Il provvedimento, presentato questa mattina in Municipio, punta a incentivare l’uso residenziale degli immobili e a limitare la conversione degli appartamenti in ricettività a breve termine. L’aliquota ridotta è stata descritta come uno strumento per rendere più vantaggioso affittare a inquilini residenti anziché a turisti.

Chiamata all’estensione nell’area metropolitana

Tra i firmatari dell’accordo c’è il sindacato Sunia Cgil, che ha chiesto alle amministrazioni dei comuni limitrofi di adottare misure analoghe. Secondo il sindacato, estendere la riduzione fiscale a livello metropolitano sarebbe fondamentale per evitare fenomeni di spinta di domanda e offerta tra Comuni e per sostenere chi vive stabilmente in città.

La richiesta sottolinea la difficoltà crescente di trovare soluzioni abitative soprattutto per giovani, famiglie e lavoratori, categorie esposte alla competizione con le locazioni a breve termine e all’aumento dei prezzi.

Rigenerazione e politiche sociali

La Cgil locale ha richiamato l’attenzione anche su altri fronti: la rigenerazione del patrimonio immobiliare, la riqualificazione urbana e lo sviluppo di forme di housing sociale. La segretaria generale, Simona Fanzecco, ha evidenziato la necessità di un piano che metta insieme sostenibilità ambientale e inclusione sociale, per restituire all’uso collettivo immobili oggi inutilizzati o sottoutilizzati.

  • Cedolare secca 10% per i contratti a uso abitativo, con l’obiettivo di favorire la locazione residenziale.
  • Misure per limitare gli affitti brevi e contrastare la conversione in ricettività turistica.
  • Appello a estendere le agevolazioni a tutti i Comuni dell’area metropolitana per evitare dispersioni di efficacia.
  • Impegni a valutare riduzioni dell’Imu e interventi mirati per sostenere gli affitti agli anziani.

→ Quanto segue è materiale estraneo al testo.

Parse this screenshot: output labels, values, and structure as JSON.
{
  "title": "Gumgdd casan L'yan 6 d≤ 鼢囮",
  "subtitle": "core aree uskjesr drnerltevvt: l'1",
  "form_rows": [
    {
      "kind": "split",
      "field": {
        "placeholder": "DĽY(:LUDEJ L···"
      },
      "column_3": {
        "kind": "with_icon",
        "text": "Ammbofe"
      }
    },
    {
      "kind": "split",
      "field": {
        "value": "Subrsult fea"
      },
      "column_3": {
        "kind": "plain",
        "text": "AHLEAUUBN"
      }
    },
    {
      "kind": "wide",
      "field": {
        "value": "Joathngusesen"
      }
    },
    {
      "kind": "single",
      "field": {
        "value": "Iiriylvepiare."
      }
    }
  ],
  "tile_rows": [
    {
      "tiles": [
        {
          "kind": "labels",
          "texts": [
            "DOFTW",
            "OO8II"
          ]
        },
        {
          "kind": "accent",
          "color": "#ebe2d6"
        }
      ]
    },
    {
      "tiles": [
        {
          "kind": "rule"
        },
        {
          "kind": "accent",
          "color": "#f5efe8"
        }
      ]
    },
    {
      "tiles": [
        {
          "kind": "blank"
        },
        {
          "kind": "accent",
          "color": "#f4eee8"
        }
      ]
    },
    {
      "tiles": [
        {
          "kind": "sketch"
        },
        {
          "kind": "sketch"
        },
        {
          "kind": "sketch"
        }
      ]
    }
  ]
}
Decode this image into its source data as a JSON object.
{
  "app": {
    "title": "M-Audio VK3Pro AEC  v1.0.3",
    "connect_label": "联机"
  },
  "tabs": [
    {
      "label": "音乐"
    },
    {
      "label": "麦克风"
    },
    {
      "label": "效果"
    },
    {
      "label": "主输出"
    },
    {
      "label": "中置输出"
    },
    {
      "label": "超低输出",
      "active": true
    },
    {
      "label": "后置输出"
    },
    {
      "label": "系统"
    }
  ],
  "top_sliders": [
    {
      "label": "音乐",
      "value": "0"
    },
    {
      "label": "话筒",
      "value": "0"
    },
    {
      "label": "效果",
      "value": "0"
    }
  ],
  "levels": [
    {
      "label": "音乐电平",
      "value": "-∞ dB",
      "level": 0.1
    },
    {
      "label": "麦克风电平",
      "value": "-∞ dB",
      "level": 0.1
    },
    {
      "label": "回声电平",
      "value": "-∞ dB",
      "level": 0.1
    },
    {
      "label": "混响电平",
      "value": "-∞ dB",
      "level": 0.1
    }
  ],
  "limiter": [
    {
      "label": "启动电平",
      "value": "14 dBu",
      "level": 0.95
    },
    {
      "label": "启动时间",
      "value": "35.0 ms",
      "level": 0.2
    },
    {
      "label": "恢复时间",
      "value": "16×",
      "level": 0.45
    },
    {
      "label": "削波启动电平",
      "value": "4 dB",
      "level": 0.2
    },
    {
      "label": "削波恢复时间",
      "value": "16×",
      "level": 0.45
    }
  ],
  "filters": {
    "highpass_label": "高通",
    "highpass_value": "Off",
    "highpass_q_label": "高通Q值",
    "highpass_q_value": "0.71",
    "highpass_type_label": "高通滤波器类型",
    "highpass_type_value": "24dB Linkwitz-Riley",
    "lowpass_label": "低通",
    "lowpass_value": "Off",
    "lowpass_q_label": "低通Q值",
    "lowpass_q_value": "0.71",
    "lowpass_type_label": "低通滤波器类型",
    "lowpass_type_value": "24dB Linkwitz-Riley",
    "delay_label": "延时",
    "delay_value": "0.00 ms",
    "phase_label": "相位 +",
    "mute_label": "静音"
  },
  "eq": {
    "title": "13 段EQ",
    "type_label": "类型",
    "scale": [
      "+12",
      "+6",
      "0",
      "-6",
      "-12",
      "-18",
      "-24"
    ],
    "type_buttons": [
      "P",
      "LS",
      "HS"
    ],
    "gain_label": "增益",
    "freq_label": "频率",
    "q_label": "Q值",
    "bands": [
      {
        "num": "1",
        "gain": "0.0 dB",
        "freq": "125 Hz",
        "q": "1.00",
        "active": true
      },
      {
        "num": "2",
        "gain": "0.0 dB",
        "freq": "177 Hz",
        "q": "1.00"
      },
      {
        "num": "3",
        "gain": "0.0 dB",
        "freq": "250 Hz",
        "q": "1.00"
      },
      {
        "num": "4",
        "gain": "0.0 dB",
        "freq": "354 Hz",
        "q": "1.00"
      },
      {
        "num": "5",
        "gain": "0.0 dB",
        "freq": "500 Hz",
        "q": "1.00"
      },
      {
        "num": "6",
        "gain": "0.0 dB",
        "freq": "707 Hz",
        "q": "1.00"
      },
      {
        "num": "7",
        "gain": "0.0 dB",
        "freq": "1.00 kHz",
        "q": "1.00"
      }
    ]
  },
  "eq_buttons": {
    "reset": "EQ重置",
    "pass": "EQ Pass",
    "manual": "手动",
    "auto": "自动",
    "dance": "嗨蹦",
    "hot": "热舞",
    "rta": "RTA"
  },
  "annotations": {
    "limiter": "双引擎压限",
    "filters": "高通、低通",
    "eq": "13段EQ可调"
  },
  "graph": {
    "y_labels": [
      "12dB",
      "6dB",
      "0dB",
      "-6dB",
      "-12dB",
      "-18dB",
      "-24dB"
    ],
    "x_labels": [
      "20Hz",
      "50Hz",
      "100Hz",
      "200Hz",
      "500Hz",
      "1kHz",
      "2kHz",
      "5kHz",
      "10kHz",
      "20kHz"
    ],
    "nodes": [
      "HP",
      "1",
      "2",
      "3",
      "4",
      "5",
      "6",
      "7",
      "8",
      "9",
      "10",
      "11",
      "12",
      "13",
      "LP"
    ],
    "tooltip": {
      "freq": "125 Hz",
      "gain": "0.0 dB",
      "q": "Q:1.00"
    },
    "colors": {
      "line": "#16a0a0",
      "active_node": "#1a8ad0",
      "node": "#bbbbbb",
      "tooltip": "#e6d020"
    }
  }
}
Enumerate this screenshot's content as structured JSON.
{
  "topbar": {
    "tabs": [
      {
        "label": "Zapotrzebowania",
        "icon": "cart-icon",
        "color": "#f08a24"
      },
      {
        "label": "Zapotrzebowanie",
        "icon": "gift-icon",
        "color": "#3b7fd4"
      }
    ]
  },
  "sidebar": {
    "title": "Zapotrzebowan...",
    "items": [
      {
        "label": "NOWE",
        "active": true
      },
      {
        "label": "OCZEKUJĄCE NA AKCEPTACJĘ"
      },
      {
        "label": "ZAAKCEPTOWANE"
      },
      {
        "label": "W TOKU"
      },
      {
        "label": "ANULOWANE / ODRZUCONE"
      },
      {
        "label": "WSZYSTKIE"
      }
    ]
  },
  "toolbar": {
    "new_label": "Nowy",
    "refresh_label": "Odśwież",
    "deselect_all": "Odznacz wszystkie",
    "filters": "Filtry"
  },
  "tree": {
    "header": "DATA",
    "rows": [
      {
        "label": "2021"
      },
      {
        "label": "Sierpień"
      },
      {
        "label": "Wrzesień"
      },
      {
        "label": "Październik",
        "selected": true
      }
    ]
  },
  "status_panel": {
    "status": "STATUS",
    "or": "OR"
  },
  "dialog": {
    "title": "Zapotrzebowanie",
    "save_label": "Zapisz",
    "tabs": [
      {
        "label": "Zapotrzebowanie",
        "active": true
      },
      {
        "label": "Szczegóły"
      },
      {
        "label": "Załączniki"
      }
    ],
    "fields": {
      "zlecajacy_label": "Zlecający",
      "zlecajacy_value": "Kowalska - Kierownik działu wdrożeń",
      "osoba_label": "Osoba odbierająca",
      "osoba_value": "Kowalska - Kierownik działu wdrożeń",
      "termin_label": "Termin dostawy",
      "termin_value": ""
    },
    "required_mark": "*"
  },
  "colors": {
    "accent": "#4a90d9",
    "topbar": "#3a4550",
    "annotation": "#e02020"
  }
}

Il Comune ha accolto le proposte come un passo verso la tutela del diritto all’abitare, impegnandosi ad avviare i passaggi amministrativi necessari. Resta ora da vedere come e quando le misure saranno recepite nei regolamenti locali e se altre municipalità seguiranno l’esempio.

Per chi cerca casa, le principali conseguenze pratiche potrebbero essere un aumento delle opportunità di locazione residenziale e una possibile riduzione della pressione sui prezzi nei quartieri più turistici. Tuttavia, l’efficacia dell’accordo dipenderà dalla portata degli incentivi e dalla capacità delle amministrazioni di accompagnare le riduzioni fiscali con politiche di riqualificazione e controllo degli usi del patrimonio immobiliare.

Nei prossimi giorni il confronto istituzionale proseguirà: sindacati e amministrazione comunale hanno annunciato ulteriori incontri per definire tempi, criteri applicativi e strumenti di monitoraggio.